Last October, Bihar Deputy Chief Minister Tejashwi Yadav, who is also the health minister, issued an ultimatum to improve health facilities in the state within 60 days following his first-hand experience of poor conditions in government hospitals.
In early September, during a surprise midnight visit to the Patna Medical College and Hospital, Tejashwi found doctors and medical staff absent from duty, a lack of sanitation and dirt and filth on the premises.
What shocked the health minister was the presence of dogs inside hospital wards. During his interaction with the patients, they complained of a lack of medicines and other facilities.
Yadav called a meeting of the state's civil surgeons and asked them to ensure proper treatment at government hospitals.
A month after the meeting, Tejashwi visited the government-run Nalanda Medical College and Hospital to check among other things the treatment being provided to dengue patients and encountered several patients and their relatives who complained that they were not getting medicines at the hospital and being asked to buy medicines from local pharmacies.
They alleged that they were even forced to buy drinking water bottles and that the nurses on night duty allegedly refused to attend to them.
Tejashwi then suspended Nalanda Medical College and Hospital medical superintendent Dr Vinod Kumar Singh over the complaints of irregularities, which angered the Indian Medical Association's Bihar unit which denounced the action.
In early October, Tejashwi revealed that 705 government doctors had been absent from duty for more than 12 years, others for 10 years, 5 years and 6 months respectively, but continued to draw their salaries from the state government treasury.
Tejashwi admitted that several government doctors posted at rural health centres hardly work there and instead continue to practice in urban areas.
His revelation angered the IMA-Bihar unit and Bihar Health Services Association.
Thousands of doctors at government-run hospitals and other health facilities in Bihar went on a day-long strike on October 6, 2022, to protest the government's move toward mandatory biometric attendance.
In mid-November, Tejashwi paid a surprise visit to the government-run sub-divisional hospital at Bagaha in West Champaran district and was confronted by angry relatives of patients who complained about the lack of basic facilities at the hospital, the absence of doctors, the unavailability of medicines and being asked to go for diagnostic tests outside the hospital.
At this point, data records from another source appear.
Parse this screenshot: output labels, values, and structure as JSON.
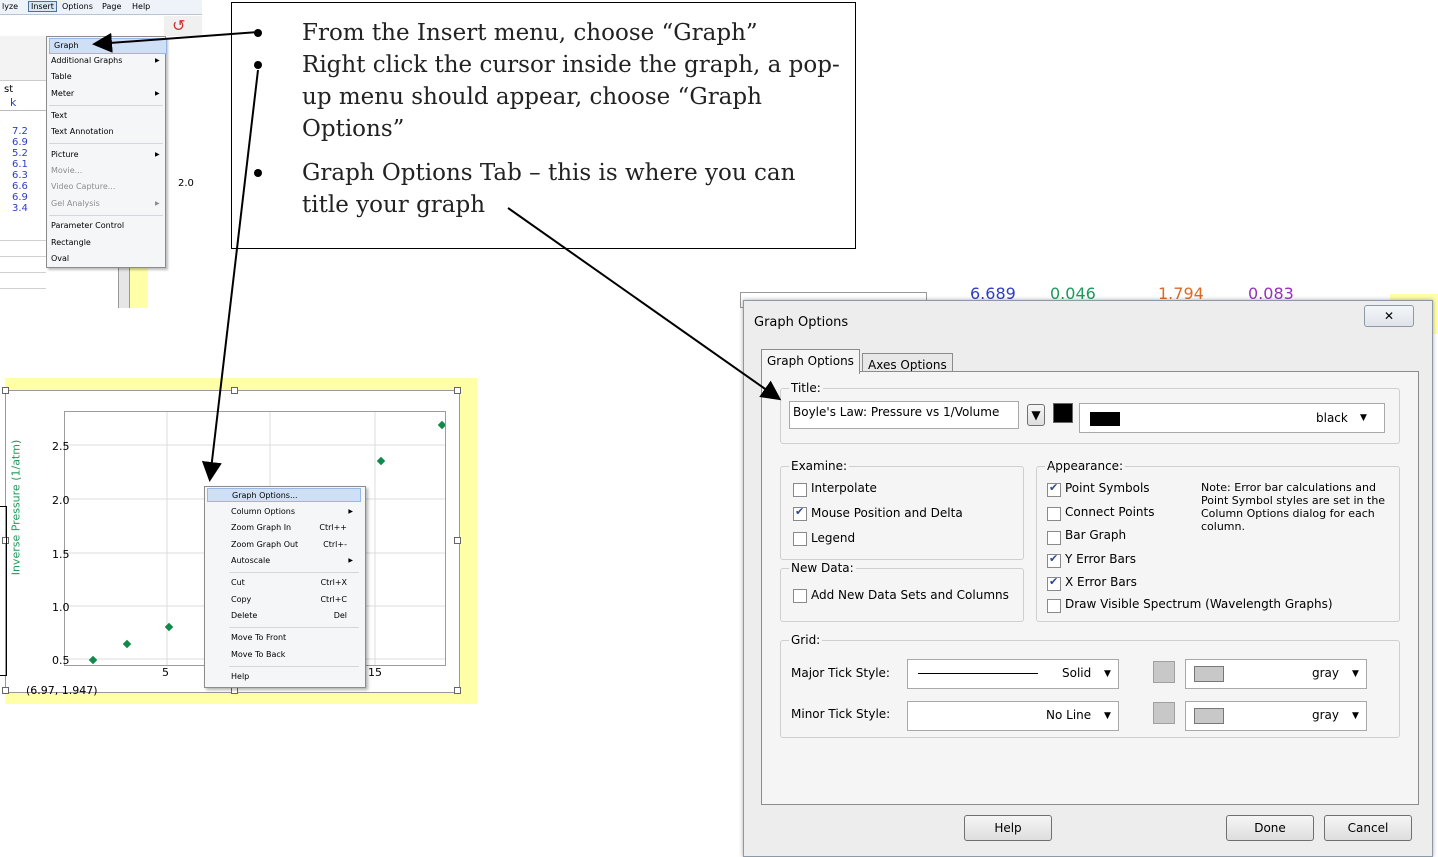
{
  "instructions": [
    "From the Insert menu, choose “Graph”",
    "Right click the cursor inside the graph, a pop-up menu should appear, choose “Graph Options”",
    "Graph Options Tab – this is where you can title your graph"
  ],
  "menubar": {
    "analyze": "lyze",
    "insert": "Insert",
    "options": "Options",
    "page": "Page",
    "help": "Help"
  },
  "insert_menu": {
    "graph": "Graph",
    "additional_graphs": "Additional Graphs",
    "table": "Table",
    "meter": "Meter",
    "text": "Text",
    "text_annotation": "Text Annotation",
    "picture": "Picture",
    "movie": "Movie...",
    "video_capture": "Video Capture...",
    "gel_analysis": "Gel Analysis",
    "parameter_control": "Parameter Control",
    "rectangle": "Rectangle",
    "oval": "Oval"
  },
  "left_table": {
    "header_a": "st",
    "header_b": "k",
    "values": [
      "7.2",
      "6.9",
      "5.2",
      "6.1",
      "6.3",
      "6.6",
      "6.9",
      "3.4"
    ],
    "axis_tick": "2.0"
  },
  "graph": {
    "y_label": "Inverse Pressure (1/atm)",
    "y_ticks": [
      "2.5",
      "2.0",
      "1.5",
      "1.0",
      "0.5"
    ],
    "x_ticks": [
      "5",
      "15"
    ],
    "coordinates": "(6.97, 1.947)"
  },
  "context_menu": {
    "graph_options": "Graph Options...",
    "column_options": "Column Options",
    "zoom_in": "Zoom Graph In",
    "zoom_in_key": "Ctrl++",
    "zoom_out": "Zoom Graph Out",
    "zoom_out_key": "Ctrl+-",
    "autoscale": "Autoscale",
    "cut": "Cut",
    "cut_key": "Ctrl+X",
    "copy": "Copy",
    "copy_key": "Ctrl+C",
    "delete": "Delete",
    "delete_key": "Del",
    "move_front": "Move To Front",
    "move_back": "Move To Back",
    "help": "Help"
  },
  "bg_table": {
    "v1": "6.689",
    "v2": "0.046",
    "v3": "1.794",
    "v4": "0.083"
  },
  "dialog": {
    "title": "Graph Options",
    "close": "✕",
    "tab_graph": "Graph Options",
    "tab_axes": "Axes Options",
    "title_group": "Title:",
    "title_value": "Boyle's Law: Pressure vs 1/Volume",
    "title_color": "black",
    "examine_group": "Examine:",
    "interpolate": "Interpolate",
    "mouse_pos": "Mouse Position and Delta",
    "legend": "Legend",
    "newdata_group": "New Data:",
    "add_new": "Add New Data Sets and Columns",
    "appearance_group": "Appearance:",
    "point_symbols": "Point Symbols",
    "connect_points": "Connect Points",
    "bar_graph": "Bar Graph",
    "y_error": "Y Error Bars",
    "x_error": "X Error Bars",
    "draw_spectrum": "Draw Visible Spectrum (Wavelength Graphs)",
    "note": "Note:  Error bar calculations and Point Symbol styles are set in the Column Options dialog for each column.",
    "grid_group": "Grid:",
    "major_label": "Major Tick Style:",
    "major_style": "Solid",
    "major_color": "gray",
    "minor_label": "Minor Tick Style:",
    "minor_style": "No Line",
    "minor_color": "gray",
    "help_btn": "Help",
    "done_btn": "Done",
    "cancel_btn": "Cancel"
  },
  "colors": {
    "point_green": "#0f8a4a",
    "menu_highlight": "#cfe0f6",
    "yellow_bg": "#ffffa8"
  }
}
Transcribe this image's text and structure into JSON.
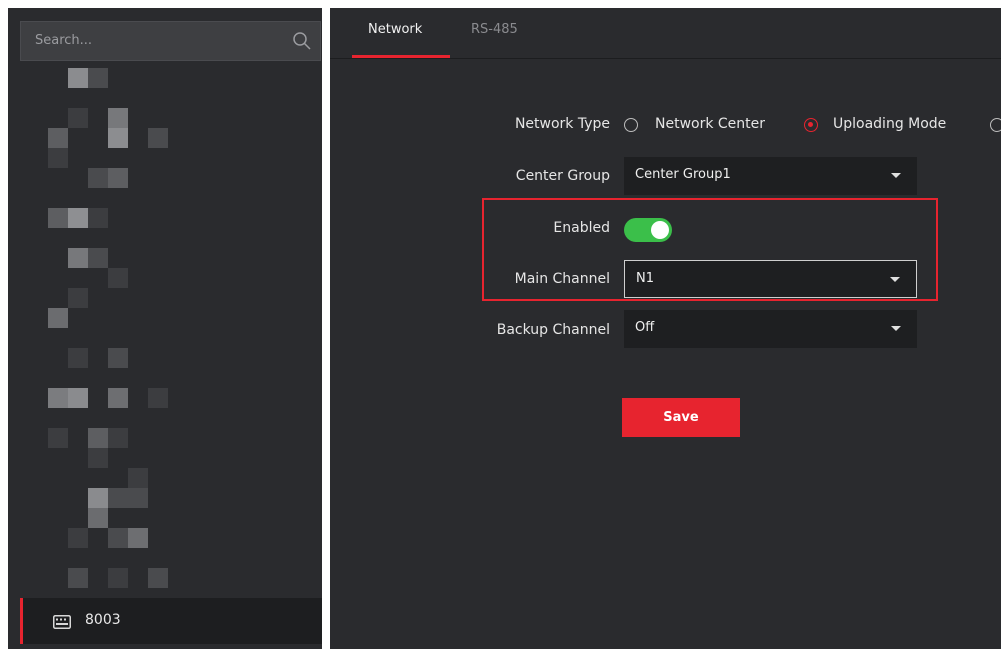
{
  "search": {
    "placeholder": "Search..."
  },
  "device_tree": {
    "selected_device": {
      "label": "8003",
      "icon": "device-keyboard-icon"
    }
  },
  "tabs": [
    {
      "label": "Network",
      "active": true
    },
    {
      "label": "RS-485",
      "active": false
    }
  ],
  "form": {
    "network_type": {
      "label": "Network Type",
      "options": [
        {
          "label": "Network Center",
          "selected": false
        },
        {
          "label": "Uploading Mode",
          "selected": true
        }
      ]
    },
    "center_group": {
      "label": "Center Group",
      "value": "Center Group1"
    },
    "enabled": {
      "label": "Enabled",
      "value": true
    },
    "main_channel": {
      "label": "Main Channel",
      "value": "N1"
    },
    "backup_channel": {
      "label": "Backup Channel",
      "value": "Off"
    },
    "save_label": "Save"
  },
  "colors": {
    "accent": "#e7242f",
    "toggle_on": "#3bbf4a",
    "panel_bg": "#2a2b2e"
  }
}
A senior health department official in Patna stated that doctors employed by the government are not comfortable with Tejashwi's initiative to improve health facilities at government hospitals.
"Most of these doctors have been doing private practice and making a lot of money," the health department official said. "Their focus is not their duty at government hospitals. All of them have a vested interest of poor health services at government hospitals."
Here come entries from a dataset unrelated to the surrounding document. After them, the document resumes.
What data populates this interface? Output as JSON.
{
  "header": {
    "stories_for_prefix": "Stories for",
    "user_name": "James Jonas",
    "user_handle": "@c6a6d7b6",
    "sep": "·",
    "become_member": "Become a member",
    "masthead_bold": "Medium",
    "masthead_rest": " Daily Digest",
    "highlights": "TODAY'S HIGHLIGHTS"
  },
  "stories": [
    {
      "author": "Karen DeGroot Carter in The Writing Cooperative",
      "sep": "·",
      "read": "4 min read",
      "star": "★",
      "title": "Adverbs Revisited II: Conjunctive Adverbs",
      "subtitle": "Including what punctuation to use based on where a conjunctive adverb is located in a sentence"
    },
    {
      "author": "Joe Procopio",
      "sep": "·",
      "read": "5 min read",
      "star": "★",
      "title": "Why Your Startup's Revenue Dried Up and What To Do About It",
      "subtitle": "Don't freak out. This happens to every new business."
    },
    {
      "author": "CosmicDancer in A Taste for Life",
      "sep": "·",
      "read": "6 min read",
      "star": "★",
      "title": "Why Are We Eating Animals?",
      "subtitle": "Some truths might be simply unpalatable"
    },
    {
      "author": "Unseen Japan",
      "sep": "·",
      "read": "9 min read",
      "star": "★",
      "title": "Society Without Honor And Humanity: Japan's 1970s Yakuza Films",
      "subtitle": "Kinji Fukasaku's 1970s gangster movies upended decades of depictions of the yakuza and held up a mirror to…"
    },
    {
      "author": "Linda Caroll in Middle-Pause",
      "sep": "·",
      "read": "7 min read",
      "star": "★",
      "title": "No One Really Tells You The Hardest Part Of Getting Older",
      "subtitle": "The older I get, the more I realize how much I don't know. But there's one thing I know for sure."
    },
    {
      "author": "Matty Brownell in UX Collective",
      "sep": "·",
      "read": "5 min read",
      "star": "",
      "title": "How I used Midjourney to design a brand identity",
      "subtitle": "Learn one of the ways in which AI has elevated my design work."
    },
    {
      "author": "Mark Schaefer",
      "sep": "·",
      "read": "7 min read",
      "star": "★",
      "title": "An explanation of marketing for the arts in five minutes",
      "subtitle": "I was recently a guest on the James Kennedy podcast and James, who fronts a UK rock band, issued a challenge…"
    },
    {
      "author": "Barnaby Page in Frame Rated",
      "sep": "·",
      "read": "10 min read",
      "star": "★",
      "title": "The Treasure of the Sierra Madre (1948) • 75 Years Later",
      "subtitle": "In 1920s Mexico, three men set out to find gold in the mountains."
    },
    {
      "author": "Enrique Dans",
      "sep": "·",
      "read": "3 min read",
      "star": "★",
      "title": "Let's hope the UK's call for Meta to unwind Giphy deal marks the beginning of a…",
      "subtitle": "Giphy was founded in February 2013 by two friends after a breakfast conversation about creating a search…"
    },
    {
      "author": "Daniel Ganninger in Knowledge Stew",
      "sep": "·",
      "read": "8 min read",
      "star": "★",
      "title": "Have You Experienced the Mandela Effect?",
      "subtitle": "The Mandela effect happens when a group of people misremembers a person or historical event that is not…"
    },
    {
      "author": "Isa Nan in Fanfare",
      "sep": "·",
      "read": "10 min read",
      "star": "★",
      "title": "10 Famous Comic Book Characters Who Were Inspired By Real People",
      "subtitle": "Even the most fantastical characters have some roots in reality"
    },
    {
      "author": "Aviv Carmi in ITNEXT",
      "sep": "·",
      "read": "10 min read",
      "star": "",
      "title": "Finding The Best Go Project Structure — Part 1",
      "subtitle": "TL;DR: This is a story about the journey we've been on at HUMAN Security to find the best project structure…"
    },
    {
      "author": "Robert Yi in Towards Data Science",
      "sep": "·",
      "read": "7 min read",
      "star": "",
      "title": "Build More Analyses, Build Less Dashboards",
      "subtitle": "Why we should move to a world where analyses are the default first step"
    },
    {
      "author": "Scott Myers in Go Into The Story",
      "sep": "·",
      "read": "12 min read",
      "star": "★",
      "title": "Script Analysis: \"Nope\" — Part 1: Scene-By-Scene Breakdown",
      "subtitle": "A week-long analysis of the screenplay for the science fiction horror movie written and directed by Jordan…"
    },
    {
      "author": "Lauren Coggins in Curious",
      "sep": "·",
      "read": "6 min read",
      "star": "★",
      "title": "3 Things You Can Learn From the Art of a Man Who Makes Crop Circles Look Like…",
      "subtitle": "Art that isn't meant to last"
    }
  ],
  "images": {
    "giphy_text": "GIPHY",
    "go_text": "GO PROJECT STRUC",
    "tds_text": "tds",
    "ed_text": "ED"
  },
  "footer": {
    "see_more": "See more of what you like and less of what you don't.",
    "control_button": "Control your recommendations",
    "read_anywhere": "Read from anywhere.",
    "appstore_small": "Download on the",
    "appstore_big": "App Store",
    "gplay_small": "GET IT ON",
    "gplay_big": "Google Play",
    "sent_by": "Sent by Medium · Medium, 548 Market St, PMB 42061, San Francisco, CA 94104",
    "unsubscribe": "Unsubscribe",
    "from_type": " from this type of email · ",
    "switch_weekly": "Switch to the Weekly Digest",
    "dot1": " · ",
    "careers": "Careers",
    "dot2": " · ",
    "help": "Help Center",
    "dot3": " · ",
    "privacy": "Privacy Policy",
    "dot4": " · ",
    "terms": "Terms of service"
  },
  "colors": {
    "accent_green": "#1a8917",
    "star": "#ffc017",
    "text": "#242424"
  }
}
Patients who queue up for hours at government hospitals in the state often return without basic check-ups as the doctors were absent.
Similarly, seriously ill patients could not be hospitalised either due to the unavailability of medical staff or lack of equipment.
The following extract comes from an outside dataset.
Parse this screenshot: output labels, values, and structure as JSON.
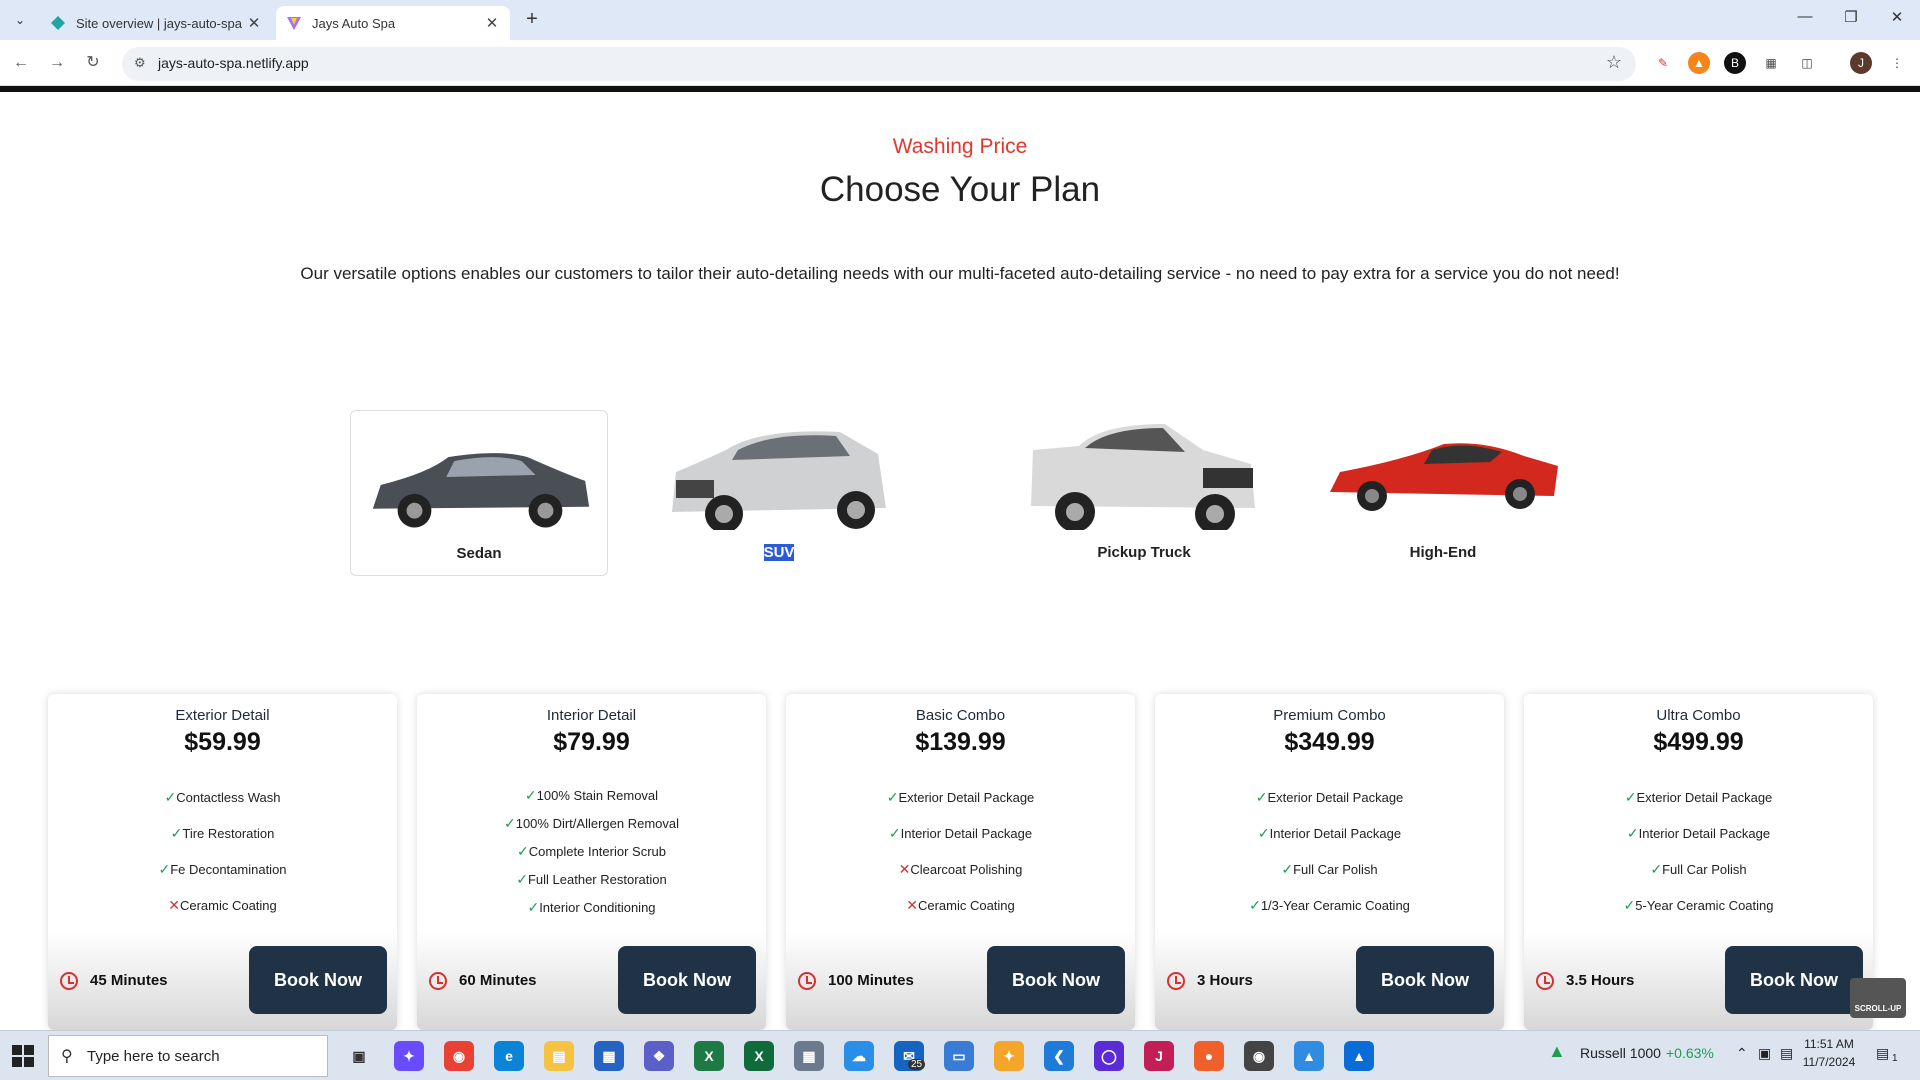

Most primary or community health centres are non-functional. District hospitals confront a shortage of doctors and basic medicines.
Last year's report by the Comptroller and Auditor General of India revealed that government hospitals, mainly district hospitals, in Bihar suffered from a severe lack of resources, workforce and plans for the growing population.
There was a persistent shortage of doctors, nurses, paramedical staff and technicians in Bihar from 2014 to 2020. Still, the health department did not get them filled, the CAG report said.
The CAG report showed a shortfall of beds, ranging from 52% to 92%. The actual bed strength had not risen to the sanctioned level even after a decade.
According to the CAG report, the district government hospitals could hardly provide patients with basic health facilities. The situation was noticed during an audit of hospitals in five districts -- Biharsharif, Hajipur, Jehanabad, Madhepura, and Patna -- from 2014-2015 to 2019-2020.